Las cartas con matasellos del 12 de enero de 1951, sin fechar por el autor, y la del 22 de septiembre de 1951 (con matasellos del 25) no dejan de ser unas breves misivas con cuestiones habituales entre ellos, como el mal de ausencia. «Cuánto te echo en falta», le dice a Morales tras su vuelta a Madrid después del verano en Plencia. Se queja de una inercia absoluta, si bien se interesa por una obra de teatro desconocida de Morales, agradece un giro postal o económico (aunque no se entiende bien la grafía) y comunica que Dámaso (Alonso) escribirá un ensayo sobre su poesía, que nunca hizo. El poeta se ríe de los versos de Canito y se queja de un tal Cueto, o habla de su poca tendencia a cotillear o contar cosas. En la carta del 12 de enero se interesa por el citado concurso de San Sebastián y le comenta a Morales que le ha preparado el terreno en la medida de lo posible.
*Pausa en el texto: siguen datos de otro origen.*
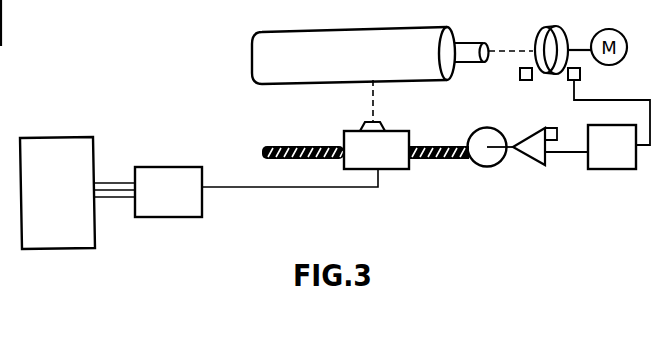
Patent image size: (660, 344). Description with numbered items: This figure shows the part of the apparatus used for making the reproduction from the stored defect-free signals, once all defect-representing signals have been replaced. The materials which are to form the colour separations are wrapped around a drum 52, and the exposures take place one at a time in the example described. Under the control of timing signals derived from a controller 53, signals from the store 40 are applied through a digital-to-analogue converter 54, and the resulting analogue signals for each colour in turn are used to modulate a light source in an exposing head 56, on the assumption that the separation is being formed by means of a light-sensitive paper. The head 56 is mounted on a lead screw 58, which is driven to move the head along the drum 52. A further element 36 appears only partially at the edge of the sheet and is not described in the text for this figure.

The line component (partial) 36 is at (1, 18).
The store 40 is at (57, 145).
The drum 52 is at (313, 37).
The controller 53 is at (612, 170).
The digital-to-analogue converter 54 is at (174, 165).
The exposing head 56 is at (390, 170).
The lead screw 58 is at (431, 144).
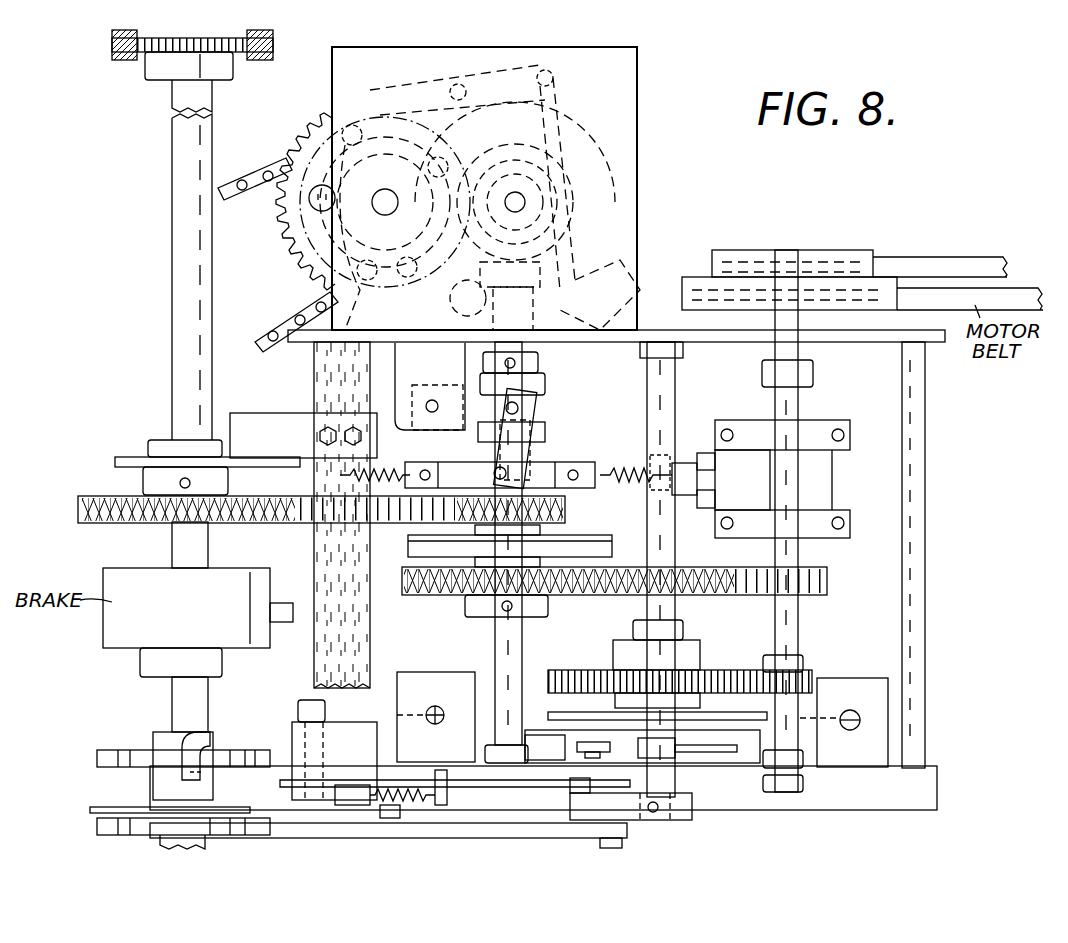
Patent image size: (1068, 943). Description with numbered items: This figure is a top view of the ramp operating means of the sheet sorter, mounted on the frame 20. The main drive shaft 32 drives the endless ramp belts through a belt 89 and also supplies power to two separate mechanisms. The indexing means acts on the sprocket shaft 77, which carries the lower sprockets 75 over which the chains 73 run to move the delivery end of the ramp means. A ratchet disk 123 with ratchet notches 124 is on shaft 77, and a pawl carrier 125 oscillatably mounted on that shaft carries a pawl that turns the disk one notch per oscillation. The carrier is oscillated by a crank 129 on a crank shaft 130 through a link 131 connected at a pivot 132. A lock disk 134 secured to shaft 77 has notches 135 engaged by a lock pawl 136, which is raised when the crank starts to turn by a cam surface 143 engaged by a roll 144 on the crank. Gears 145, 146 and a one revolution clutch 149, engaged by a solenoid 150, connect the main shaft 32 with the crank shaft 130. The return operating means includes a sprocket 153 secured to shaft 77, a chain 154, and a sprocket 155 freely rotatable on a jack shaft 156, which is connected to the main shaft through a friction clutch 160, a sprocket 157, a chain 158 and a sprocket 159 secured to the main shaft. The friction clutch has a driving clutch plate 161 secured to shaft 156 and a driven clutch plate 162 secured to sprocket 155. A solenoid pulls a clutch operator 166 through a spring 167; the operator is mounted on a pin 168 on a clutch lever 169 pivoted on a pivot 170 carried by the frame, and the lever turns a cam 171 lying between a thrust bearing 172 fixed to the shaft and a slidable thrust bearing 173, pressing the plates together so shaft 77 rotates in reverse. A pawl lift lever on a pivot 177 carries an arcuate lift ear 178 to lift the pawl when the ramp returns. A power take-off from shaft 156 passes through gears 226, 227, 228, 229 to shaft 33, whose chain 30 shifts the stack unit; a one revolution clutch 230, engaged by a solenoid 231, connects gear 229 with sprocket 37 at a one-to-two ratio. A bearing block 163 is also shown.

The frame 20 is at (637, 160).
The chain 30 is at (258, 192).
The main drive shaft 32 is at (798, 620).
The shaft 33 is at (380, 206).
The sprocket 37 is at (319, 242).
The chain 73 is at (130, 70).
The lower sprocket 75 is at (112, 45).
The sprocket shaft 77 is at (180, 280).
The belt 89 is at (975, 260).
The ratchet disk 123 is at (97, 827).
The ratchet notches 124 is at (120, 832).
The pawl carrier 125 is at (107, 807).
The crank 129 is at (692, 808).
The crank shaft 130 is at (675, 377).
The link 131 is at (478, 838).
The pivot 132 is at (607, 846).
The lock disk 134 is at (97, 760).
The notches 135 is at (125, 750).
The lock pawl 136 is at (200, 735).
The cam surface 143 is at (631, 808).
The roll 144 is at (570, 790).
The gear 145 is at (803, 672).
The gear 146 is at (596, 662).
The one revolution clutch 149 is at (598, 722).
The solenoid 150 is at (888, 723).
The sprocket 153 is at (117, 489).
The chain 154 is at (78, 508).
The sprocket 155 is at (565, 510).
The jack shaft 156 is at (500, 650).
The sprocket 157 is at (428, 598).
The chain 158 is at (685, 573).
The sprocket 159 is at (816, 567).
The friction clutch 160 is at (398, 555).
The driving clutch plate 161 is at (418, 550).
The driven clutch plate 162 is at (410, 540).
The bearing block 163 is at (830, 485).
The clutch operator 166 is at (440, 470).
The spring 167 is at (615, 478).
The pin 168 is at (492, 472).
The clutch lever 169 is at (515, 465).
The pivot 170 is at (528, 412).
The cam 171 is at (520, 405).
The thrust bearing 172 is at (538, 380).
The thrust bearing 173 is at (545, 435).
The pivot 177 is at (299, 735).
The arcuate lift ear 178 is at (262, 800).
The gear 226 is at (548, 268).
The gear 227 is at (600, 190).
The gear 228 is at (540, 170).
The gear 229 is at (318, 135).
The one revolution clutch 230 is at (312, 208).
The solenoid 231 is at (620, 240).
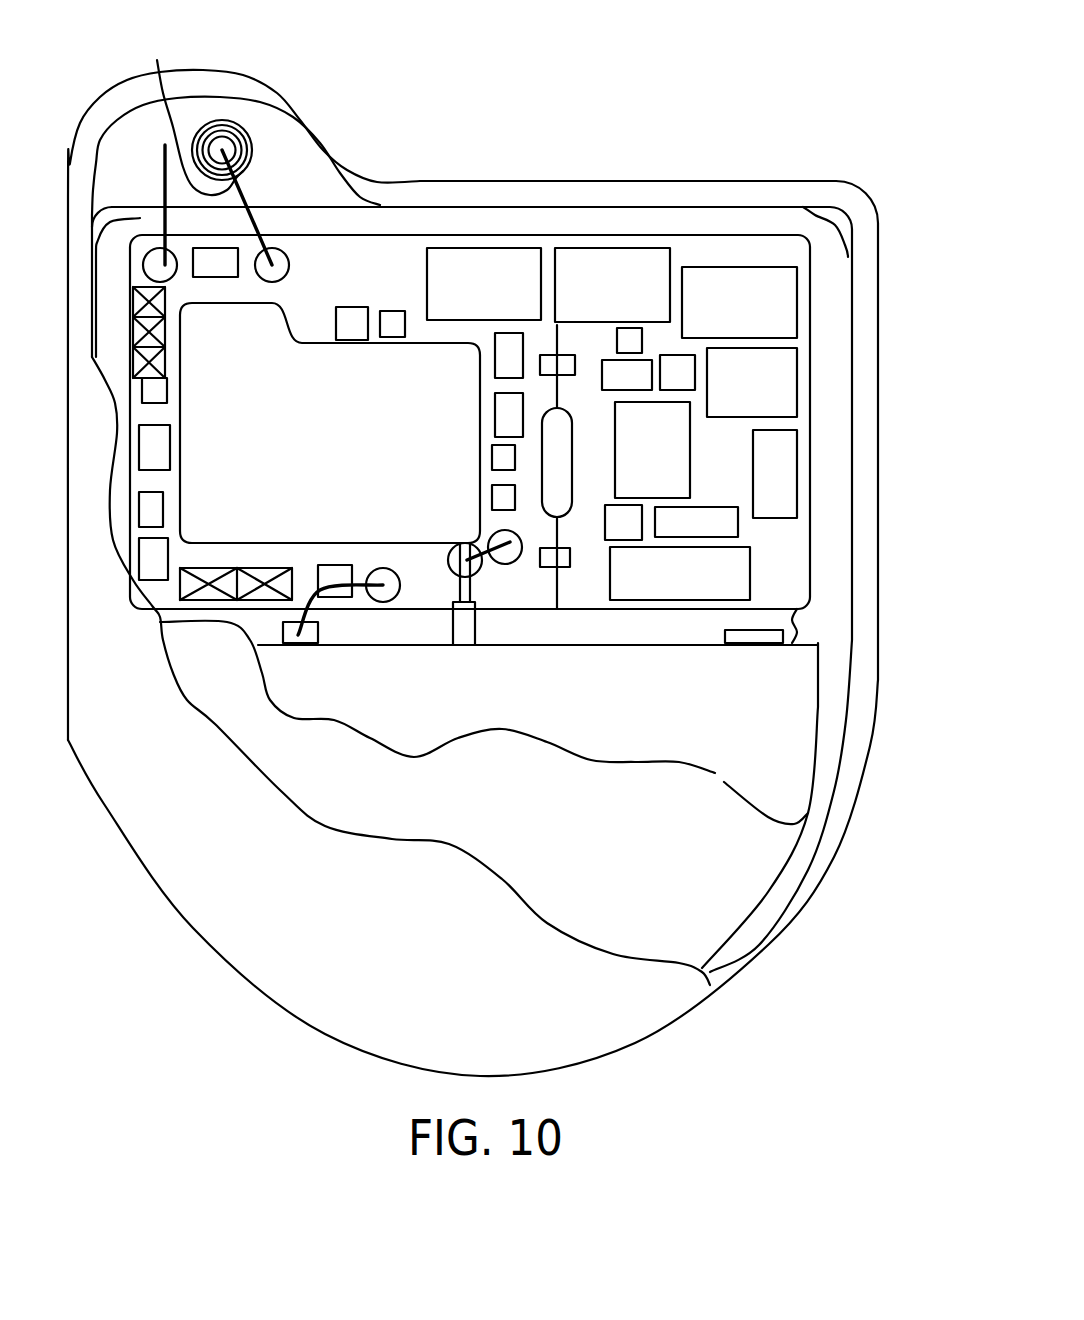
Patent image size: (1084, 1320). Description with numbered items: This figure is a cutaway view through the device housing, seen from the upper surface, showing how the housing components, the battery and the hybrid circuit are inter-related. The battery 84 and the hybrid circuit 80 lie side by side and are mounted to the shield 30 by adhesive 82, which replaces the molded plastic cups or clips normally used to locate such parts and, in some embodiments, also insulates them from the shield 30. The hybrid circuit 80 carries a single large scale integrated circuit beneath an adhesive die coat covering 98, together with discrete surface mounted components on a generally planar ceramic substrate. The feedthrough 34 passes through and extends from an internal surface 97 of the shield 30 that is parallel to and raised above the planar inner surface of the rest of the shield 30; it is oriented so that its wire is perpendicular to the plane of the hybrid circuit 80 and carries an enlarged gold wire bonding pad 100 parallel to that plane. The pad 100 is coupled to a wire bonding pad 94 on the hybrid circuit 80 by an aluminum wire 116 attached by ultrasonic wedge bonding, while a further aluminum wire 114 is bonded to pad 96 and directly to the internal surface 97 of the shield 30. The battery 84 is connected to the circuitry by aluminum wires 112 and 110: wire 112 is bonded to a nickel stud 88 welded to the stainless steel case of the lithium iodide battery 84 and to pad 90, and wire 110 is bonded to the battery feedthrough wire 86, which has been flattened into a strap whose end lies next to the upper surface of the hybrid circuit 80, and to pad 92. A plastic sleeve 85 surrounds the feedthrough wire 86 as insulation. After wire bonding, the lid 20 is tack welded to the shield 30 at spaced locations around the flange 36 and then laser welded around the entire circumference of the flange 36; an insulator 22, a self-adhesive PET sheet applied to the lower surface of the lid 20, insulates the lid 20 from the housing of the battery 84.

The lid 20 is at (617, 1007).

La carta enviada desde París tiene un mérito increíble, pues, a pesar del poco dinero que tiene, envía una postal. Será la última carta y, en ella, Otero agradece alguna reseña, seguramente, de su amigo Morales en el periódico El Correo Español. El Pueblo Vasco o alguna gestión en ese sentido. Muestra la consabida melancolía por no estar en Bilbao con los citados amigos de su cuadrilla intelectual y artística y pregunta por la falta de noticias de Javier de Bengoechea. Comenta que lo habitual es andar por las calles, dar algunas clases y, con sorna, esperar que le toque la lotería. Pero sobre todo da noticia de «Lo traigo andado», es posible que aquí, en esta carta, por primera vez, en respuesta a las preguntas de Morales. Con sus versos terminamos este breve testimonio de un momento, que ya empieza a ser lejano, de la historia de la poesía española. A continuación, los versos de Otero escritos en la carta:

Pueblos de España acudid

al papel, andad

en voz baja, bajo la pluma. Álamos

no os mováis de la orilla

de mi mano…

                        Monte

                        Aragón, etc.